Weverton Silva, a sophomore and transfer student from Bunker Hill Community College, is currently enrolled in Tufts as an economics major with a full scholarship. After dropping out of high school when he was 15, Silva obtained a General Education Development (GED) diploma at Bunker Hill Community College before transferring to Tufts. Despite his current enrollment at Tufts, his departure from Bunker Hill means that he is still considered a dropout.
Silva believes that dropout numbers would be much more accurate if the progress of each student were independently tracked, she said.
“The only way to know if your tax money is working is to track results.”
Another heated debate prompted by the announcement of the large sum of money allocated to dropouts’ education is whether sending eventual dropouts to college for a single year is worth taxpayers’ money.
According to Mark Schneider, vice president of AIR and former commissioner of the National Center for Education Statistics, the cost resulting from college dropouts is an unnecessary strain on taxpayers, since these college dropouts are not obtaining their bachelor’s degrees. The organization’s study, Schneider writes on the AIR website, shows that during a time when universities face financial struggle, a needless amount of money is being spent on students who will not fulfill their academic goals.
Peter Levine, director of the Center for Information and Research on Civic Learning and Engagement (CIRCLE) at the Tisch College of Citizenship and Public Service, believes that even one year in college is beneficial to society, however.
“We find that obtaining some college education without completing a B.A. does boost students’ civic engagement, although not as much as completing college does,” Levine said.

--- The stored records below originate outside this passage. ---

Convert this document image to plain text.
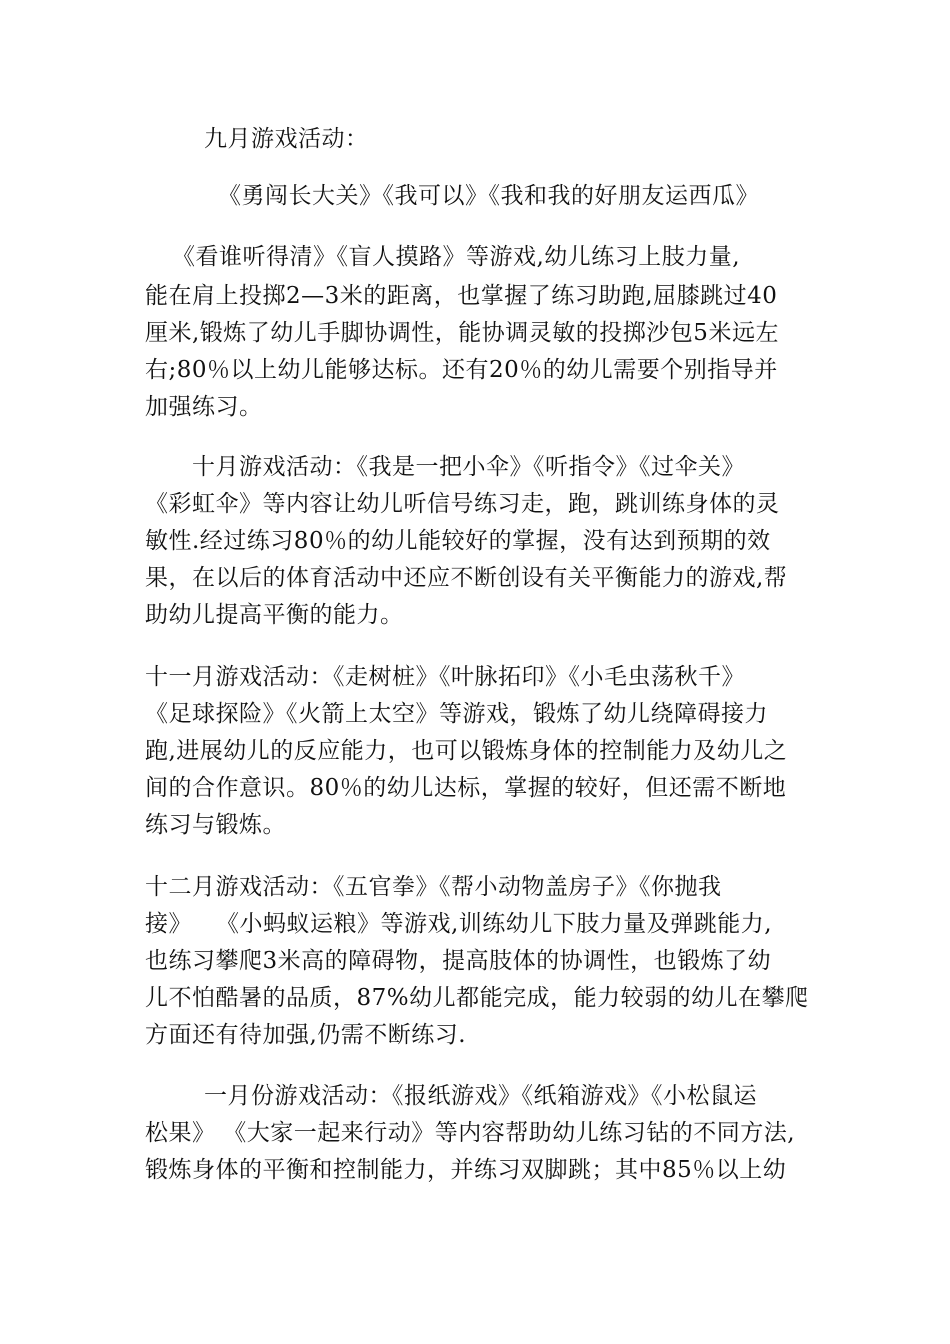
九月游戏活动：
《勇闯长大关》《我可以》《我和我的好朋友运西瓜》
《看谁听得清》《盲人摸路》等游戏,幼儿练习上肢力量,
能在肩上投掷2—3米的距离，也掌握了练习助跑,屈膝跳过40
厘米,锻炼了幼儿手脚协调性，能协调灵敏的投掷沙包5米远左
右;80％以上幼儿能够达标。还有20％的幼儿需要个别指导并
加强练习。
十月游戏活动：《我是一把小伞》《听指令》《过伞关》
《彩虹伞》等内容让幼儿听信号练习走，跑，跳训练身体的灵
敏性.经过练习80％的幼儿能较好的掌握，没有达到预期的效
果，在以后的体育活动中还应不断创设有关平衡能力的游戏,帮
助幼儿提高平衡的能力。
十一月游戏活动：《走树桩》《叶脉拓印》《小毛虫荡秋千》
《足球探险》《火箭上太空》等游戏，锻炼了幼儿绕障碍接力
跑,进展幼儿的反应能力，也可以锻炼身体的控制能力及幼儿之
间的合作意识。80％的幼儿达标，掌握的较好，但还需不断地
练习与锻炼。
十二月游戏活动：《五官拳》《帮小动物盖房子》《你抛我
接》　　《小蚂蚁运粮》等游戏,训练幼儿下肢力量及弹跳能力,
也练习攀爬3米高的障碍物，提高肢体的协调性，也锻炼了幼
儿不怕酷暑的品质，87%幼儿都能完成，能力较弱的幼儿在攀爬
方面还有待加强,仍需不断练习.
一月份游戏活动：《报纸游戏》《纸箱游戏》《小松鼠运
松果》 《大家一起来行动》等内容帮助幼儿练习钻的不同方法,
锻炼身体的平衡和控制能力，并练习双脚跳；其中85％以上幼
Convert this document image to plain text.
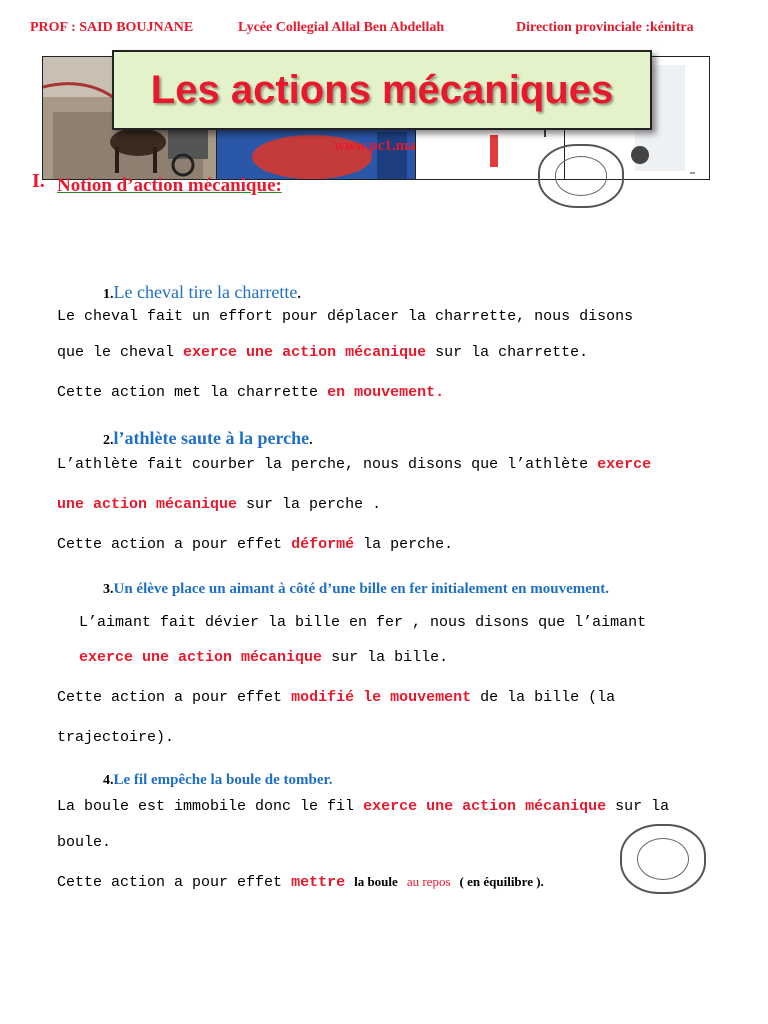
PROF : SAID BOUJNANE	Lycée Collegial Allal Ben Abdellah	Direction provinciale :kénitra
Les actions mécaniques
www.pc1.ma
I. Notion d’action mécanique:
1.Le cheval tire la charrette.
Le cheval fait un effort pour déplacer la charrette, nous disons
que le cheval exerce une action mécanique sur la charrette.
Cette action met la charrette en mouvement.
2.l’athlète saute à la perche.
L’athlète fait courber la perche, nous disons que l’athlète exerce
une action mécanique sur la perche .
Cette action a pour effet déformé la perche.
3.Un élève place un aimant à côté d’une bille en fer initialement en mouvement.
L’aimant fait dévier la bille en fer , nous disons que l’aimant
exerce une action mécanique sur la bille.
Cette action a pour effet modifié le mouvement de la bille (la
trajectoire).
4.Le fil empêche la boule de tomber.
La boule est immobile donc le fil exerce une action mécanique sur la
boule.
Cette action a pour effet mettre la boule au repos ( en équilibre ).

Still, there are better ways to use tax money in order to improve American education and increase graduation rates, according to Levine. In its goal for American graduates to constitute the highest percentage of college graduates in the world by 2020, the Obama Administration’s hardest task will be allocating tax money carefully, according to Levine. Many students drop out of college because they cannot handle university curricula and expectations, he said, and although it is unlikely that the costs to taxpayers will decrease, funds could be used to benefit university students more directly.
“A lot of students struggle with college because they struggle with the system,” Levine said. “I think money has to be spent more wisely, targeted [at] programs that keep students in college. There have been rigorous experiments that find positive effects from things like individualized guidance counseling in college. It may not be possible to save money overall, but the money should be allocated in ways that boost graduation rates.”
After having attended Bunker Hill, Silva believes that the biggest setback to graduation rates begins in high school. Many high schools do not adequately prepare students for the rigorous academic demands of college, he said.
“At community college, students come in under−prepared from high school,” Silva said. “Some don’t know how to add fractions or write a paragraph.”
Furthermore, Massachusetts State public universities and colleges have suffered budget cuts in recent years, including the 9C cuts of 2009. Despite the lack of adequate funding, however, the enrollments at these institutions continue to rise.
It is easy to see that as funding decreases, the institutions’ qualities are affected, according to Silva.
“The quality decreases due to the lack of infrastructure and funds,” he said. “With the 9C budget cuts, community colleges suffer the most.”